US pet food spending before and since the pandemic

Despite a decline in pet food spending from 2020 to 2021, most demographic groups of U.S. pet owners did spend more compared to 2019, pre-pandemic.

Pongmoji, Dreamstime
Pongmoji, Dreamstime

The pet food market has a well-deserved reputation for being recession resistant and even, since 2020, pandemic resistant. For example, pet food and treat sales in the U.S. increased 15% in 2020 and another 15% in 2021, according to Packaged Facts.

Yet retail sales aren’t exactly the same as consumer spending, which in the U.S., is tracked by the Bureau of Labor Statistics (BLS) via an annual Consumer Expenditure survey of more than 42,000 people. BLS has conducted this survey since 1984, so it is established as credible. The downside is that, as with many initiatives undertaken by a government entity, it is the epitome of a lagging indicator: The 2021 spending figures were just recently released.

The data for pet food have helpfully been compiled and analyzed by John Gibbons, aka the Pet Business Professor, showing that pet food spending actually decreased by 6.6%, or US$2.44 billion, in 2021, ending up at US$34.41 billion, compared to 2020’s US$36.84 billion. However, because of the COVID-19 pandemic, 2020 was an anomaly in many ways.
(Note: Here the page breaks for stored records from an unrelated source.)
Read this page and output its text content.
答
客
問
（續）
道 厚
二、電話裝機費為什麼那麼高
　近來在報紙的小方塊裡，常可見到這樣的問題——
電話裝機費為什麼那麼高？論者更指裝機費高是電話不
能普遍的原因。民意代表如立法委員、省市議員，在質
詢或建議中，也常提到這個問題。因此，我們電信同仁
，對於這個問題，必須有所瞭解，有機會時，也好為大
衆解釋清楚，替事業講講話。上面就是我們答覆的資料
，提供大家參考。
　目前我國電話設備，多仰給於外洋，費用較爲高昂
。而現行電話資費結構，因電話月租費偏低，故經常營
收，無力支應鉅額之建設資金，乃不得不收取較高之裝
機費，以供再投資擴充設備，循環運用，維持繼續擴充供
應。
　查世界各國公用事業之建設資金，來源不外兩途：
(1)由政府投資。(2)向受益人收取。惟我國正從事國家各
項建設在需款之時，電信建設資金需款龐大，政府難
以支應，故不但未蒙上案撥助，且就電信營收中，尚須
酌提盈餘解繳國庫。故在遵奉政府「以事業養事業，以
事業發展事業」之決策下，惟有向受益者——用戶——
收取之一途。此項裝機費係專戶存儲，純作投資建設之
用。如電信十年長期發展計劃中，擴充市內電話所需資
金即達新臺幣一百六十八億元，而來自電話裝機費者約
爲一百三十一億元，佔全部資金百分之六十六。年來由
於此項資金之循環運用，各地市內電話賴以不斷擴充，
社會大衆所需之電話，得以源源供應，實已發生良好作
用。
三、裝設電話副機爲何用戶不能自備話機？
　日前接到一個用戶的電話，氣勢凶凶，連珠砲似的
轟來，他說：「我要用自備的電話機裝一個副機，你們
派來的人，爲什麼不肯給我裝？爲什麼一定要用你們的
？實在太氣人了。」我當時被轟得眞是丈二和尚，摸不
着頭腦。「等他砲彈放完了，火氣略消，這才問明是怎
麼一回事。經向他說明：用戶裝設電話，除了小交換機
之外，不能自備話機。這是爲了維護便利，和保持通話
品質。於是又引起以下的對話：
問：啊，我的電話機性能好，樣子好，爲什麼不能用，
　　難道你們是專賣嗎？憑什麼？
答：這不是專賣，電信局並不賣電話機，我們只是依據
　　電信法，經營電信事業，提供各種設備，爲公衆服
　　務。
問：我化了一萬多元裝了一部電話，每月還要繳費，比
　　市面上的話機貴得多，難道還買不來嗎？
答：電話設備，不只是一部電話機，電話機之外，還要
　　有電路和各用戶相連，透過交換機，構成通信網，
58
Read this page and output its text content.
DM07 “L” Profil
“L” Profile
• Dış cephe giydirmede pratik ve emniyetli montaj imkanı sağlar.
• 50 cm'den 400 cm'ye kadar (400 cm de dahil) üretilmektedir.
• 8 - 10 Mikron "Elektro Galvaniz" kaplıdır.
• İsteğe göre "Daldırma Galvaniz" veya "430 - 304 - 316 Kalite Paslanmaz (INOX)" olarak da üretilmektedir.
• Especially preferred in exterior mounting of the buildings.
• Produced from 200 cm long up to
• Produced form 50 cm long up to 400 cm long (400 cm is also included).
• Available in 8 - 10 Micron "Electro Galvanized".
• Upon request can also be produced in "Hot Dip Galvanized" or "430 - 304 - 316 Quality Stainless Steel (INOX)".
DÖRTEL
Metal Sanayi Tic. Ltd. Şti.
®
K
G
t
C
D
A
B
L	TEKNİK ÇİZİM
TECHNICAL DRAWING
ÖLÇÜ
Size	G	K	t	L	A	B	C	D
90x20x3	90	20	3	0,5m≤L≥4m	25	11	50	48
What may be more pertinent to the industry’s future and ongoing resilience is that from 2019 (pre-pandemic) to 2021 (as the pandemic was starting to move to endemic phase), pet food spending grew 10.3%, up US$3.21 billion from 2019’s final US$31.19 billion tally.

Some groups of pet owners spent more on pet food

As with pet food retail sales gains, spending increases from 2019 to 2021 were more pronounced among certain demographic groups. “About half of the ‘winners’ are the ‘usual suspects,’” Gibbons wrote, meaning U.S. consumers with advanced college degrees, living in the West, White (not Hispanic), having household incomes greater than US$200,000, having two people in the household and being homeowners with mortgages.

“However, some are surprises,” he continued. Those included retired people, ones living in center cities, consumer units (CUs, similar to households) with no established earners and more than two people, and people older than 75. These groups that increased their spending the most prompted an astute observation from Gibbons: “These winners indicate another impact of the pandemic. We focused on home and family, including our pet children. Our #1 pet concern became their health and well-being. Even low-income groups committed to high-quality pet food.”

The groups whose pet food spending dropped the most from 2019 to 2021 included self-employed people, married couples with children younger than 18, ones with household incomes of US$100,000 to $149,000 (somewhat surprisingly), people 55 to 64 years old and baby boomers. Gibbons suggested that these may have been among people who “binge bought” pet food the most in 2020, leading to spending drops in 2021 when the situation became more stable.

The bottom line is that, despite the falloff in spending from 2020 to 2021, the “pet food segment has essentially returned to the strong growth rate it’s had since 2014,” Gibbons said. That also means a strong foundation for the industry to continue to build on.